Many patients and families are surprised to discover what a visit from the chaplain is, and isn’t.
“One of the first things many people feel obliged to tell me, almost apologetically, is that they haven’t been to church in years. Many people don’t consider themselves religious, but they’re spiritual,” Denis says. “I just take people where they are. What are your values? What’s important to you? What’s real to you? We talk about meaning-making: a sense that your life has mattered.”
Many people do talk about religion, of course. Others talk about family or nature. A recent patient opened up about how music had given his life meaning. One was thrilled to pore over memories of favorite U2 concerts with an Irishman.
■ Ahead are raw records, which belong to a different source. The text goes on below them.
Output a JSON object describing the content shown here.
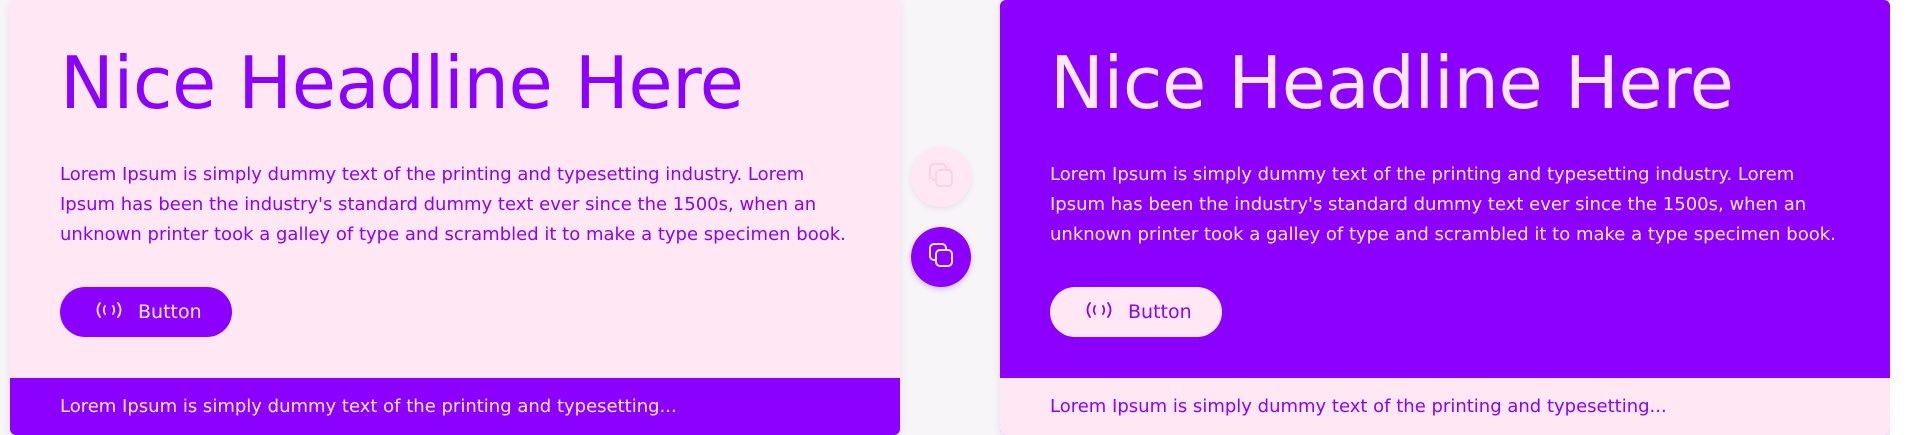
{
  "colors": {
    "accent": "#8b00ff",
    "soft": "#ffe8f4"
  },
  "cards": [
    {
      "variant": "light",
      "headline": "Nice Headline Here",
      "body": "Lorem Ipsum is simply dummy text of the printing and typesetting industry. Lorem Ipsum has been the industry's standard dummy text ever since the 1500s, when an unknown printer took a galley of type and scrambled it to make a type specimen book.",
      "button_label": "Button",
      "button_icon": "broadcast-icon",
      "footer": "Lorem Ipsum is simply dummy text of the printing and typesetting..."
    },
    {
      "variant": "dark",
      "headline": "Nice Headline Here",
      "body": "Lorem Ipsum is simply dummy text of the printing and typesetting industry. Lorem Ipsum has been the industry's standard dummy text ever since the 1500s, when an unknown printer took a galley of type and scrambled it to make a type specimen book.",
      "button_label": "Button",
      "button_icon": "broadcast-icon",
      "footer": "Lorem Ipsum is simply dummy text of the printing and typesetting..."
    }
  ],
  "copy_buttons": [
    {
      "variant": "light",
      "icon": "copy-icon"
    },
    {
      "variant": "dark",
      "icon": "copy-icon"
    }
  ]
}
Others feel ready, in Denis’ safe company, to admit parts of their lives they’d kept hidden, or to share what they’re afraid of in the days ahead.
“We’re sitting across from each other and just being honest,” Denis says. “Sometimes that’s what people need.”
During these visits, Denis is quietly working to understand and accept each person, exactly as they are. It’s a lesson he carries from his years at the monastery, and he still sees it as one of the greatest spiritual supports he can offer.
“I’m not bringing around cures. I’m not bringing around meds for pain. What I’m bringing is something harder to measure,” he says. “I think of it as knocking on doors. Whatever door they want to open up, that’s where we’ll go. We figure out our way from there.”